Patrick Mottard (PRG) : L’extrême droite est toujours l’extrême droite

Le Front National n’est pas un parti comme les autres, que les apprentis sorciers de tout bord en soient persuadés. Rappelons aux uns qu’il n’y a pas de normalisation de l’extrême droite en France et aux autres que les alliances rouges-brunes ont toujours abouti à des drames.

Pour se rafraîchir la mémoire, il suffit de faire un récapitulatif des piqûres de rappel (je me refuse à parler de "dérapages") que nous inflige l’équipe Le Pen tout au long de la présente campagne :

- Le nouveau Président par interim nommé par Marine Le Pen elle-même, le discret Jean-François Jalkh, s’avère être un négationniste des chambres à gaz. Pour ceux qui comme moi ont fait une douzaine de fois la visite d’Auschwitz, ces propos sont à vomir.

- Dans le même registre, l’élu régional PACA Benoît Loeuillet a fait part, il y a quelques semaines, de son scepticisme sur la réalité de la Shoah.

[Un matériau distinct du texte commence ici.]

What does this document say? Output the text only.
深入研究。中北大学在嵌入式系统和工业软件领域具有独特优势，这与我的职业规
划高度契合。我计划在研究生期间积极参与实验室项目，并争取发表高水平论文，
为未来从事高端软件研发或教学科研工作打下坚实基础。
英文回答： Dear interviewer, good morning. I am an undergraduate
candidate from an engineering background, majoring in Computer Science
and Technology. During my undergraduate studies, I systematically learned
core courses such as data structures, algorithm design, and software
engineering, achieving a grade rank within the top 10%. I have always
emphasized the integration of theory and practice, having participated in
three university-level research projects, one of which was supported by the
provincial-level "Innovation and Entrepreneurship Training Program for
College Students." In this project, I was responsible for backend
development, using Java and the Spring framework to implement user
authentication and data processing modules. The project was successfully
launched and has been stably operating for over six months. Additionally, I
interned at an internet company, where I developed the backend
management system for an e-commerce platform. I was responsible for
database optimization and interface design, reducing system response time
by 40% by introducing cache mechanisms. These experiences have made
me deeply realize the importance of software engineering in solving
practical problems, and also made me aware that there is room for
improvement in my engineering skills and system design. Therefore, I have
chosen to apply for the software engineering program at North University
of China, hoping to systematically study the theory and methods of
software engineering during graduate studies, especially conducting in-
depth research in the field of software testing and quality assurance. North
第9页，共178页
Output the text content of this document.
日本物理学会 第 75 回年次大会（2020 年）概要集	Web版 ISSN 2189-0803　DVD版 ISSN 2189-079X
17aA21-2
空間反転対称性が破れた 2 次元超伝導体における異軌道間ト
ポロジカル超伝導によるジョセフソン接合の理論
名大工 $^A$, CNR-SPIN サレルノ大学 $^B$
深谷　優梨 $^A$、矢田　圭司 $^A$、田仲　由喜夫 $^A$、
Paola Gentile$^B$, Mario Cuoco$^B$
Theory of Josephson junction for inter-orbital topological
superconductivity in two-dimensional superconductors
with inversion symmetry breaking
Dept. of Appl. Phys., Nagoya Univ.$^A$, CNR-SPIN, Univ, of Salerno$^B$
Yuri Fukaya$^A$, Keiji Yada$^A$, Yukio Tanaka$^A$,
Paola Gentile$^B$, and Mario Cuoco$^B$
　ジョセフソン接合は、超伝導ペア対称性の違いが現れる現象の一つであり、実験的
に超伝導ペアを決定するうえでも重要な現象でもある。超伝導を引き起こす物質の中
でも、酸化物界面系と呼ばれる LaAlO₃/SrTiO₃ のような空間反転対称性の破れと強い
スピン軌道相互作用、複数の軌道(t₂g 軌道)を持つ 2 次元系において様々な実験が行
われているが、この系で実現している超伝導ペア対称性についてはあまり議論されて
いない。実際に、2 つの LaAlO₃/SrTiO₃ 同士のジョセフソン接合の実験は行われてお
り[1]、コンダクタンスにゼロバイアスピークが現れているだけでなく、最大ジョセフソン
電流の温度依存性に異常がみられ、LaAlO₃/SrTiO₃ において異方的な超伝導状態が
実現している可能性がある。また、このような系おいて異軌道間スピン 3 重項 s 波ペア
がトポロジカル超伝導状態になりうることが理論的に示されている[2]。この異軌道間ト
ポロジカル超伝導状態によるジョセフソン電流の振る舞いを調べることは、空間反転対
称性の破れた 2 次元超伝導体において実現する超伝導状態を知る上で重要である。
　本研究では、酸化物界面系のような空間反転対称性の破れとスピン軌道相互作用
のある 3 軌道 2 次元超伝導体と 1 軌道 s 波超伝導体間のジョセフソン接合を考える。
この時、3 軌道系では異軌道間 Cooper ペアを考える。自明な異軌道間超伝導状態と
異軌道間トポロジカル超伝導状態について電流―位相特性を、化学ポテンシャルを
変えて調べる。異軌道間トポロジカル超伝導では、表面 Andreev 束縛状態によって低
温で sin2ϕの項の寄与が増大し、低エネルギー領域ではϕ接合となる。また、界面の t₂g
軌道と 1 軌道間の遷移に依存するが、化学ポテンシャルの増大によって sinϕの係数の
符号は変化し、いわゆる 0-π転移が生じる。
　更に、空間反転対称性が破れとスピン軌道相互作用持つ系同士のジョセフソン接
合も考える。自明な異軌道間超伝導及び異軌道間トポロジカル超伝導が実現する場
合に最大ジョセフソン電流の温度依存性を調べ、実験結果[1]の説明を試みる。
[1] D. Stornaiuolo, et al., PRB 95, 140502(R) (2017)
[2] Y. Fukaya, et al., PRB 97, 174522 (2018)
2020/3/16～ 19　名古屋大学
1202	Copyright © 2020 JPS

- La diatribe homophobe de Jean-Marie Le Pen à propos du policier tué par les islamistes sur les Champs Elysées, des propos d’autant plus scandaleux qu’ils n’ont fait l’objet d’aucune condamnation officielle de la candidate et ont servi de teaser au discours anti mariage gay de Marion la nièce.

- La candidate elle-même dédouane Vichy de toute responsabilité dans la rafle du Vel’d’Hiv revenant sur un consensus courageusement réuni par Jacques Chirac.

Ces propos non seulement rappellent la nocivité intrinsèque de l’idéologie de l’extrême droite mais aussi sa capacité à contaminer le corps social avec la complicité de certains dirigeants politiques irresponsables. Ainsi, en début de campagne, j’avais dénoncé sur ce blog les dérapages des équipes Fillon et Hamon (voir mon billet du 11 mars 2017).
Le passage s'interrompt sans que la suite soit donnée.